There are a lot of content in the assembly language, but there are actually not many content related to our C/C ++ language. In general, you only need to know the basic operations and address access between registers, segment addresses, stacks, and registers.
(3) How does the Assembly Language correspond to the actual language one by one?
We start with an example. Generally, a statement must be split into several Assembly statements. For example:
[CPP] View plaincopy
- IntM = 10;
- IntN = 20;
- IntP = m + N;
Let's assume that M, N, and P are all in a function, so in fact, all three variables are temporary variables. before entering the function, both EBP and ESP need to free up space to prepare for these temporary variables. These three statements should be explained in this way.
[CPP] View plaincopy
-
- 43:IntM = 10;
-
- 004012e8 mov dword ptr [ebp-4], 0ah
- 44:IntN = 20;
-
- 004012ef mov dword ptr [ebp-8], 14 h
-
- 45:IntP = m + N;
-
- 004012f6 mov eax, dword ptr [ebp-4]
-
- 004012f9 add eax, dword ptr [ebp-8]
- 004012fc mov dword ptr [ebp-0Ch], eax
We can intuitively see the correspondence between the Assembly Statement and the C language through the code above.
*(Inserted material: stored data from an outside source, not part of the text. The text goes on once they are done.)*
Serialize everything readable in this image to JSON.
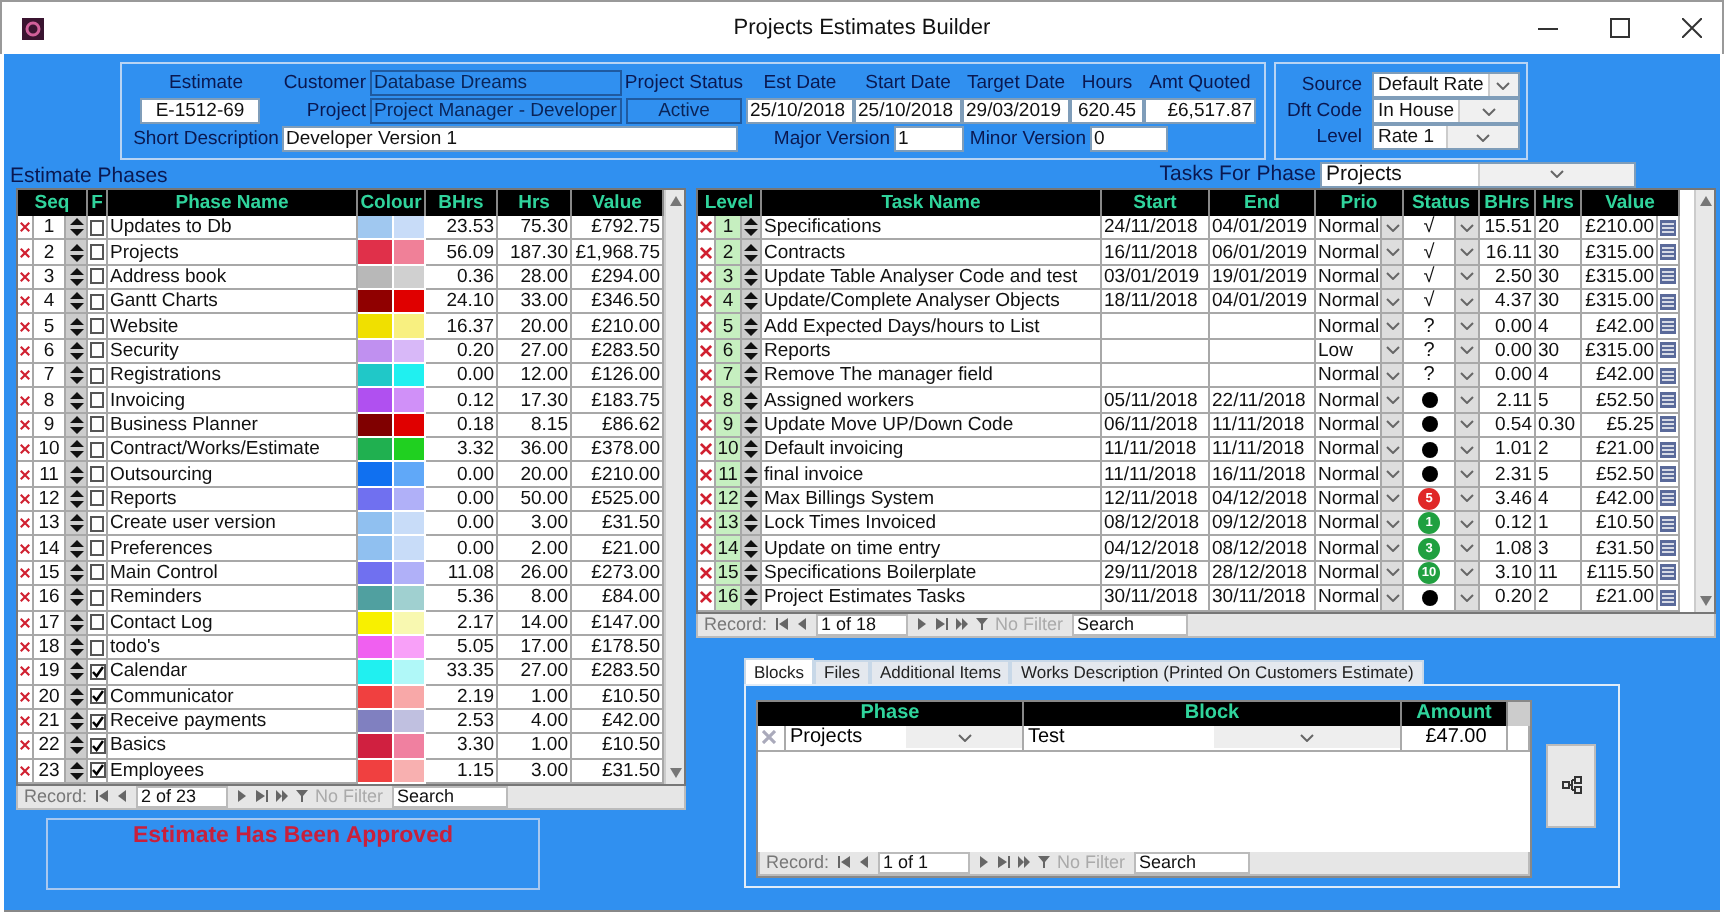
{
  "window": {
    "title": "Projects Estimates Builder"
  },
  "estimate": {
    "estimate_label": "Estimate",
    "number": "E-1512-69",
    "customer_label": "Customer",
    "customer": "Database Dreams",
    "project_label": "Project",
    "project": "Project Manager - Developer",
    "status_label": "Project Status",
    "status": "Active",
    "short_description_label": "Short Description",
    "short_description": "Developer Version 1",
    "est_date_label": "Est Date",
    "est_date": "25/10/2018",
    "start_date_label": "Start Date",
    "start_date": "25/10/2018",
    "target_date_label": "Target Date",
    "target_date": "29/03/2019",
    "hours_label": "Hours",
    "hours": "620.45",
    "amt_quoted_label": "Amt Quoted",
    "amt_quoted": "£6,517.87",
    "major_version_label": "Major Version",
    "major_version": "1",
    "minor_version_label": "Minor Version",
    "minor_version": "0"
  },
  "rates": {
    "source_label": "Source",
    "source": "Default Rate",
    "dft_code_label": "Dft Code",
    "dft_code": "In House",
    "level_label": "Level",
    "level_value": "Rate 1"
  },
  "phases": {
    "title": "Estimate Phases",
    "columns": [
      "Seq",
      "F",
      "Phase Name",
      "Colour",
      "BHrs",
      "Hrs",
      "Value"
    ],
    "rows": [
      {
        "seq": "1",
        "flag": false,
        "name": "Updates to Db",
        "swatches": [
          {
            "color": "#a0c8f0"
          },
          {
            "color": "#c8dcf8"
          }
        ],
        "bhrs": "23.53",
        "hrs": "75.30",
        "value": "£792.75"
      },
      {
        "seq": "2",
        "flag": false,
        "name": "Projects",
        "swatches": [
          {
            "color": "#e0304a"
          },
          {
            "color": "#f08098"
          }
        ],
        "bhrs": "56.09",
        "hrs": "187.30",
        "value": "£1,968.75"
      },
      {
        "seq": "3",
        "flag": false,
        "name": "Address book",
        "swatches": [
          {
            "color": "#b8b8b8"
          },
          {
            "color": "#d0d0d0"
          }
        ],
        "bhrs": "0.36",
        "hrs": "28.00",
        "value": "£294.00"
      },
      {
        "seq": "4",
        "flag": false,
        "name": "Gantt Charts",
        "swatches": [
          {
            "color": "#900000"
          },
          {
            "color": "#e00000"
          }
        ],
        "bhrs": "24.10",
        "hrs": "33.00",
        "value": "£346.50"
      },
      {
        "seq": "5",
        "flag": false,
        "name": "Website",
        "swatches": [
          {
            "color": "#f0e000"
          },
          {
            "color": "#f8f080"
          }
        ],
        "bhrs": "16.37",
        "hrs": "20.00",
        "value": "£210.00"
      },
      {
        "seq": "6",
        "flag": false,
        "name": "Security",
        "swatches": [
          {
            "color": "#c090f0"
          },
          {
            "color": "#d8b8f8"
          }
        ],
        "bhrs": "0.20",
        "hrs": "27.00",
        "value": "£283.50"
      },
      {
        "seq": "7",
        "flag": false,
        "name": "Registrations",
        "swatches": [
          {
            "color": "#20c8c8"
          },
          {
            "color": "#20f0f0"
          }
        ],
        "bhrs": "0.00",
        "hrs": "12.00",
        "value": "£126.00"
      },
      {
        "seq": "8",
        "flag": false,
        "name": "Invoicing",
        "swatches": [
          {
            "color": "#b050f0"
          },
          {
            "color": "#d090f8"
          }
        ],
        "bhrs": "0.12",
        "hrs": "17.30",
        "value": "£183.75"
      },
      {
        "seq": "9",
        "flag": false,
        "name": "Business Planner",
        "swatches": [
          {
            "color": "#800000"
          },
          {
            "color": "#e00000"
          }
        ],
        "bhrs": "0.18",
        "hrs": "8.15",
        "value": "£86.62"
      },
      {
        "seq": "10",
        "flag": false,
        "name": "Contract/Works/Estimate",
        "swatches": [
          {
            "color": "#20b050"
          },
          {
            "color": "#20d020"
          }
        ],
        "bhrs": "3.32",
        "hrs": "36.00",
        "value": "£378.00"
      },
      {
        "seq": "11",
        "flag": false,
        "name": "Outsourcing",
        "swatches": [
          {
            "color": "#1070f0"
          },
          {
            "color": "#60a8f8"
          }
        ],
        "bhrs": "0.00",
        "hrs": "20.00",
        "value": "£210.00"
      },
      {
        "seq": "12",
        "flag": false,
        "name": "Reports",
        "swatches": [
          {
            "color": "#7070f0"
          },
          {
            "color": "#b0b0f8"
          }
        ],
        "bhrs": "0.00",
        "hrs": "50.00",
        "value": "£525.00"
      },
      {
        "seq": "13",
        "flag": false,
        "name": "Create user version",
        "swatches": [
          {
            "color": "#90c0f0"
          },
          {
            "color": "#c8dcf8"
          }
        ],
        "bhrs": "0.00",
        "hrs": "3.00",
        "value": "£31.50"
      },
      {
        "seq": "14",
        "flag": false,
        "name": "Preferences",
        "swatches": [
          {
            "color": "#90c0f0"
          },
          {
            "color": "#c8dcf8"
          }
        ],
        "bhrs": "0.00",
        "hrs": "2.00",
        "value": "£21.00"
      },
      {
        "seq": "15",
        "flag": false,
        "name": "Main Control",
        "swatches": [
          {
            "color": "#7070f0"
          },
          {
            "color": "#b0b0f8"
          }
        ],
        "bhrs": "11.08",
        "hrs": "26.00",
        "value": "£273.00"
      },
      {
        "seq": "16",
        "flag": false,
        "name": "Reminders",
        "swatches": [
          {
            "color": "#50a0a0"
          },
          {
            "color": "#a0d0d0"
          }
        ],
        "bhrs": "5.36",
        "hrs": "8.00",
        "value": "£84.00"
      },
      {
        "seq": "17",
        "flag": false,
        "name": "Contact Log",
        "swatches": [
          {
            "color": "#f8f000"
          },
          {
            "color": "#f8f8b0"
          }
        ],
        "bhrs": "2.17",
        "hrs": "14.00",
        "value": "£147.00"
      },
      {
        "seq": "18",
        "flag": false,
        "name": "todo's",
        "swatches": [
          {
            "color": "#f060f0"
          },
          {
            "color": "#f8a0f8"
          }
        ],
        "bhrs": "5.05",
        "hrs": "17.00",
        "value": "£178.50"
      },
      {
        "seq": "19",
        "flag": true,
        "name": "Calendar",
        "swatches": [
          {
            "color": "#20f0f0"
          },
          {
            "color": "#b0f8f8"
          }
        ],
        "bhrs": "33.35",
        "hrs": "27.00",
        "value": "£283.50"
      },
      {
        "seq": "20",
        "flag": true,
        "name": "Communicator",
        "swatches": [
          {
            "color": "#f04040"
          },
          {
            "color": "#f8a8a8"
          }
        ],
        "bhrs": "2.19",
        "hrs": "1.00",
        "value": "£10.50"
      },
      {
        "seq": "21",
        "flag": true,
        "name": "Receive payments",
        "swatches": [
          {
            "color": "#8080c0"
          },
          {
            "color": "#c0c0e0"
          }
        ],
        "bhrs": "2.53",
        "hrs": "4.00",
        "value": "£42.00"
      },
      {
        "seq": "22",
        "flag": true,
        "name": "Basics",
        "swatches": [
          {
            "color": "#d02040"
          },
          {
            "color": "#f080a0"
          }
        ],
        "bhrs": "3.30",
        "hrs": "1.00",
        "value": "£10.50"
      },
      {
        "seq": "23",
        "flag": true,
        "name": "Employees",
        "swatches": [
          {
            "color": "#f04040"
          },
          {
            "color": "#f8b0b0"
          }
        ],
        "bhrs": "1.15",
        "hrs": "3.00",
        "value": "£31.50"
      }
    ],
    "record_nav": {
      "label": "Record:",
      "position": "2 of 23",
      "filter": "No Filter",
      "search_placeholder": "Search"
    }
  },
  "approval": {
    "message": "Estimate Has Been Approved"
  },
  "tasks": {
    "phase_label": "Tasks For Phase",
    "phase": "Projects",
    "columns": [
      "Level",
      "Task Name",
      "Start",
      "End",
      "Prio",
      "Status",
      "BHrs",
      "Hrs",
      "Value"
    ],
    "rows": [
      {
        "level": "1",
        "name": "Specifications",
        "start": "24/11/2018",
        "end": "04/01/2019",
        "priority": "Normal",
        "status": {
          "kind": "check",
          "text": "√"
        },
        "bhrs": "15.51",
        "hrs": "20",
        "value": "£210.00"
      },
      {
        "level": "2",
        "name": "Contracts",
        "start": "16/11/2018",
        "end": "06/01/2019",
        "priority": "Normal",
        "status": {
          "kind": "check",
          "text": "√"
        },
        "bhrs": "16.11",
        "hrs": "30",
        "value": "£315.00"
      },
      {
        "level": "3",
        "name": "Update Table Analyser Code and test",
        "start": "03/01/2019",
        "end": "19/01/2019",
        "priority": "Normal",
        "status": {
          "kind": "check",
          "text": "√"
        },
        "bhrs": "2.50",
        "hrs": "30",
        "value": "£315.00"
      },
      {
        "level": "4",
        "name": "Update/Complete Analyser Objects",
        "start": "18/11/2018",
        "end": "04/01/2019",
        "priority": "Normal",
        "status": {
          "kind": "check",
          "text": "√"
        },
        "bhrs": "4.37",
        "hrs": "30",
        "value": "£315.00"
      },
      {
        "level": "5",
        "name": "Add Expected Days/hours to List",
        "priority": "Normal",
        "status": {
          "kind": "question",
          "text": "?"
        },
        "bhrs": "0.00",
        "hrs": "4",
        "value": "£42.00"
      },
      {
        "level": "6",
        "name": "Reports",
        "priority": "Low",
        "status": {
          "kind": "question",
          "text": "?"
        },
        "bhrs": "0.00",
        "hrs": "30",
        "value": "£315.00"
      },
      {
        "level": "7",
        "name": "Remove The manager field",
        "priority": "Normal",
        "status": {
          "kind": "question",
          "text": "?"
        },
        "bhrs": "0.00",
        "hrs": "4",
        "value": "£42.00"
      },
      {
        "level": "8",
        "name": "Assigned workers",
        "start": "05/11/2018",
        "end": "22/11/2018",
        "priority": "Normal",
        "status": {
          "kind": "dot"
        },
        "bhrs": "2.11",
        "hrs": "5",
        "value": "£52.50"
      },
      {
        "level": "9",
        "name": "Update Move UP/Down Code",
        "start": "06/11/2018",
        "end": "11/11/2018",
        "priority": "Normal",
        "status": {
          "kind": "dot"
        },
        "bhrs": "0.54",
        "hrs": "0.30",
        "value": "£5.25"
      },
      {
        "level": "10",
        "name": "Default invoicing",
        "start": "11/11/2018",
        "end": "11/11/2018",
        "priority": "Normal",
        "status": {
          "kind": "dot"
        },
        "bhrs": "1.01",
        "hrs": "2",
        "value": "£21.00"
      },
      {
        "level": "11",
        "name": "final invoice",
        "start": "11/11/2018",
        "end": "16/11/2018",
        "priority": "Normal",
        "status": {
          "kind": "dot"
        },
        "bhrs": "2.31",
        "hrs": "5",
        "value": "£52.50"
      },
      {
        "level": "12",
        "name": "Max Billings System",
        "start": "12/11/2018",
        "end": "04/12/2018",
        "priority": "Normal",
        "status": {
          "kind": "badge",
          "text": "5",
          "color": "#e02828"
        },
        "bhrs": "3.46",
        "hrs": "4",
        "value": "£42.00"
      },
      {
        "level": "13",
        "name": "Lock Times Invoiced",
        "start": "08/12/2018",
        "end": "09/12/2018",
        "priority": "Normal",
        "status": {
          "kind": "badge",
          "text": "1",
          "color": "#20a040"
        },
        "bhrs": "0.12",
        "hrs": "1",
        "value": "£10.50"
      },
      {
        "level": "14",
        "name": "Update on time entry",
        "start": "04/12/2018",
        "end": "08/12/2018",
        "priority": "Normal",
        "status": {
          "kind": "badge",
          "text": "3",
          "color": "#20a040"
        },
        "bhrs": "1.08",
        "hrs": "3",
        "value": "£31.50"
      },
      {
        "level": "15",
        "name": "Specifications Boilerplate",
        "start": "29/11/2018",
        "end": "28/12/2018",
        "priority": "Normal",
        "status": {
          "kind": "badge",
          "text": "10",
          "color": "#20a040"
        },
        "bhrs": "3.10",
        "hrs": "11",
        "value": "£115.50"
      },
      {
        "level": "16",
        "name": "Project Estimates Tasks",
        "start": "30/11/2018",
        "end": "30/11/2018",
        "priority": "Normal",
        "status": {
          "kind": "dot"
        },
        "bhrs": "0.20",
        "hrs": "2",
        "value": "£21.00"
      }
    ],
    "record_nav": {
      "label": "Record:",
      "position": "1 of 18",
      "filter": "No Filter",
      "search_placeholder": "Search"
    }
  },
  "detail_tabs": {
    "tabs": [
      {
        "label": "Blocks",
        "selected": true
      },
      {
        "label": "Files",
        "selected": false
      },
      {
        "label": "Additional Items",
        "selected": false
      },
      {
        "label": "Works Description (Printed On Customers Estimate)",
        "selected": false
      }
    ],
    "columns": [
      "Phase",
      "Block",
      "Amount"
    ],
    "rows": [
      {
        "phase": "Projects",
        "block": "Test",
        "amount": "£47.00"
      }
    ],
    "record_nav": {
      "label": "Record:",
      "position": "1 of 1",
      "filter": "No Filter",
      "search_placeholder": "Search"
    }
  }
}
In the first sentence, M is assigned a value of 10, and the memory is the downward memory of EBP. In the second sentence, it is similar to the first sentence. In the third sentence, it is a little complicated. Let's analyze it. First we can see that the CPU from the stack M data found out, that is, the [ebp-4] address at the data, then, the CPU uses the same method to find the n data and directly add it to the Register eax. The last step is relatively simple, is to save the eax data on the address at the [ebp-0c. As long as it is a temporary variable inside the function, you will see this form. Temporary variables are obtained by the EBP offset address.
Have you ever wondered if p is a global variable?
[CPP] View plaincopy
-
- 45:IntM = 10;
-
- 004012e8 mov dword ptr [ebp-4], 0ah
- 46:IntN = 20;
-
- 004012ef mov dword ptr [ebp-8], 14 h
-
- 47: P = m + N;
-
- 004012f6 mov eax, dword ptr [ebp-4]
-
- 004012f9 add eax, dword ptr [ebp-8]
-
- 004012fc mov [P (0042b0b4)], eax
Seeing the code above, we found that the assignment direction of M and N has not changed. The change is that the value of the last register eax is assigned an absolute address 0x42b0b4. This illustrates a problem. After the program is loaded into the memory, the global variable has an independent address space and will not change with the stack floating.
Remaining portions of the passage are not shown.